Brookfield Properties' $4.5 billion Manhattan West project is well underway, with workers laboring day and night to build a 2.6-acre, 120,000-square-foot platform above active railroad tracks.

The platform will eventually be home to two office towers that will stand at least 60 stories tall, plus public space, retail locations and possibly a luxury hotel.

"In essence, we're making land where land wasn't before," said Henry Caso, the project's director of construction.

Brookfield is using a massive $7 million horizontal crane called "The Launcher" to build the platform.

The 86-foot-tall machine spans the width of the construction site — nearly from West 31st Street to West 33rd Street — picking up each 56-ton concrete segment and putting them in place.
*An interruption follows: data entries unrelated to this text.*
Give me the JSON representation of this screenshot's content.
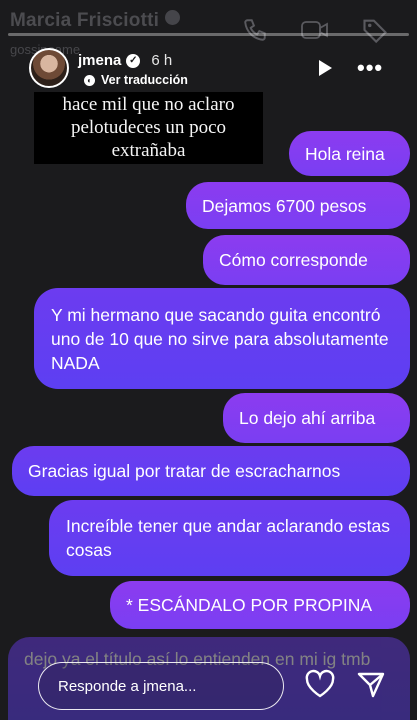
{
  "background": {
    "name": "Marcia Frisciotti",
    "handle": "gossipeame"
  },
  "story": {
    "progress": 0,
    "username": "jmena",
    "time": "6 h",
    "translate_label": "Ver traducción",
    "caption": "hace mil que no aclaro pelotudeces un poco extrañaba"
  },
  "messages": [
    {
      "side": "right",
      "text": "Hola reina"
    },
    {
      "side": "right",
      "text": "Dejamos 6700 pesos"
    },
    {
      "side": "right",
      "text": "Cómo corresponde"
    },
    {
      "side": "left",
      "text": "Y mi hermano que sacando guita encontró uno de 10 que no sirve para absolutamente NADA"
    },
    {
      "side": "right",
      "text": "Lo dejo ahí arriba"
    },
    {
      "side": "left",
      "text": "Gracias igual por tratar de escracharnos"
    },
    {
      "side": "left",
      "text": "Increíble tener que andar aclarando estas cosas"
    },
    {
      "side": "right",
      "text": "* ESCÁNDALO POR PROPINA"
    }
  ],
  "bottom": {
    "partial_text": "dejo ya el título así lo entienden en mi ig tmb",
    "reply_placeholder": "Responde a jmena..."
  },
  "icons": {
    "verified": "verified-badge-icon",
    "phone": "phone-icon",
    "video": "video-camera-icon",
    "tag": "tag-icon",
    "play": "play-icon",
    "more": "more-options-icon",
    "heart": "heart-icon",
    "send": "send-icon"
  },
  "colors": {
    "bubble_right": "#8c3cf0",
    "bubble_left": "#6c3cf0",
    "background": "#1b1b1d"
  }
}
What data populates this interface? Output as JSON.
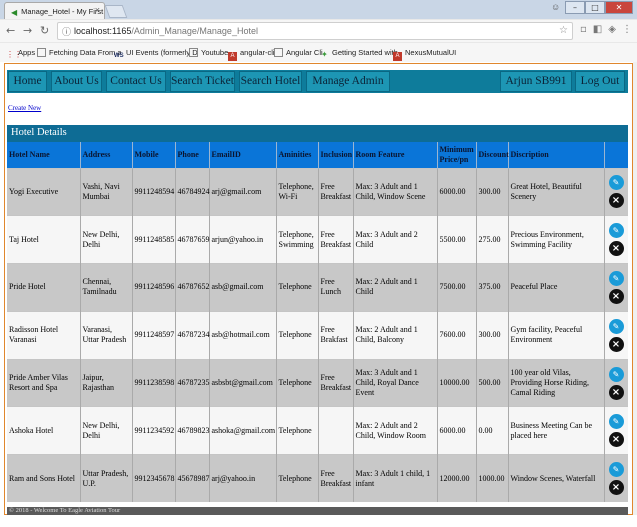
{
  "browser": {
    "tab_title": "Manage_Hotel - My First",
    "url_host": "localhost:1165",
    "url_path": "/Admin_Manage/Manage_Hotel",
    "bookmarks": [
      {
        "label": "Apps",
        "icon": "apps-grid-icon"
      },
      {
        "label": "Fetching Data From a",
        "icon": "page-icon"
      },
      {
        "label": "UI Events (formerly D",
        "icon": "ws-icon"
      },
      {
        "label": "Youtube",
        "icon": "page-icon"
      },
      {
        "label": "angular-cli",
        "icon": "angular-icon"
      },
      {
        "label": "Angular Cli",
        "icon": "page-icon"
      },
      {
        "label": "Getting Started with",
        "icon": "leaf-icon"
      },
      {
        "label": "NexusMutualUI",
        "icon": "angular-icon"
      }
    ]
  },
  "nav": {
    "home": "Home",
    "about": "About Us",
    "contact": "Contact Us",
    "search_ticket": "Search Ticket",
    "search_hotel": "Search Hotel",
    "manage_admin": "Manage Admin",
    "user": "Arjun  SB991",
    "logout": "Log Out"
  },
  "create_new": "Create New",
  "table_title": "Hotel Details",
  "columns": [
    "Hotel Name",
    "Address",
    "Mobile",
    "Phone",
    "EmailID",
    "Aminities",
    "Inclusion",
    "Room Feature",
    "Minimum Price/pn",
    "Discount",
    "Discription",
    ""
  ],
  "rows": [
    [
      "Yogi Executive",
      "Vashi, Navi Mumbai",
      "9911248594",
      "46784924",
      "arj@gmail.com",
      "Telephone, Wi-Fi",
      "Free Breakfast",
      "Max: 3 Adult and 1 Child, Window Scene",
      "6000.00",
      "300.00",
      "Great Hotel, Beautiful Scenery"
    ],
    [
      "Taj Hotel",
      "New Delhi, Delhi",
      "9911248585",
      "46787659",
      "arjun@yahoo.in",
      "Telephone, Swimming",
      "Free Breakfast",
      "Max: 3 Adult and 2 Child",
      "5500.00",
      "275.00",
      "Precious Environment, Swimming Facility"
    ],
    [
      "Pride Hotel",
      "Chennai, Tamilnadu",
      "9911248596",
      "46787652",
      "asb@gmail.com",
      "Telephone",
      "Free Lunch",
      "Max: 2 Adult and 1 Child",
      "7500.00",
      "375.00",
      "Peaceful Place"
    ],
    [
      "Radisson Hotel Varanasi",
      "Varanasi, Uttar Pradesh",
      "9911248597",
      "46787234",
      "asb@hotmail.com",
      "Telephone",
      "Free Brakfast",
      "Max: 2 Adult and 1 Child, Balcony",
      "7600.00",
      "300.00",
      "Gym facility, Peaceful Environment"
    ],
    [
      "Pride Amber Vilas Resort and Spa",
      "Jaipur, Rajasthan",
      "9911238598",
      "46787235",
      "asbsbt@gmail.com",
      "Telephone",
      "Free Breakfast",
      "Max: 3 Adult and 1 Child, Royal Dance Event",
      "10000.00",
      "500.00",
      "100 year old Vilas, Providing Horse Riding, Camal Riding"
    ],
    [
      "Ashoka Hotel",
      "New Delhi, Delhi",
      "9911234592",
      "46789823",
      "ashoka@gmail.com",
      "Telephone",
      "",
      "Max: 2 Adult and 2 Child, Window Room",
      "6000.00",
      "0.00",
      "Business Meeting Can be placed here"
    ],
    [
      "Ram and Sons Hotel",
      "Uttar Pradesh, U.P.",
      "9912345678",
      "45678987",
      "arj@yahoo.in",
      "Telephone",
      "Free Breakfast",
      "Max: 3 Adult 1 child, 1 infant",
      "12000.00",
      "1000.00",
      "Window Scenes, Waterfall"
    ]
  ],
  "footer": "© 2018 - Welcome To Eagle Aviation Tour"
}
The segments are each cast in Trenton, New Jersey, and trucked in over the George Washington Bridge.

The work goes on as trains continue heading through the site as they go in and out of Penn Station.

"We had to be a little innovative so we didn't disrupt traffic into the city," Caso said.

So far, seven of the 16 bridge spans are in place and Brookfield expects to complete the platform by the end of the year. Each span is composed of 39 segments, each weighing about the same as six subway cars, Brookfield said.

The two office towers will partially extend over the platform, but will be anchored in the bedrock surrounding the rail yards. Brookfield expects to complete the first tower by 2018.

Along with the towers, Brookfield plans to redevelop neighboring 450 W. 33rd St., building a 60-story residential tower, and hopes to build a five-star boutique hotel.

Brookfield also doubled open space at the project by rezoning the area earlier this year. In all, the developer will build slightly more than 2 acres of public plazas next to the towers.

The 24-hour work has drawn some complaints from neighbors living across the street who say late-night and early-morning noise is stopping them from sleeping. They have asked Brookfield to soundproof their apartments.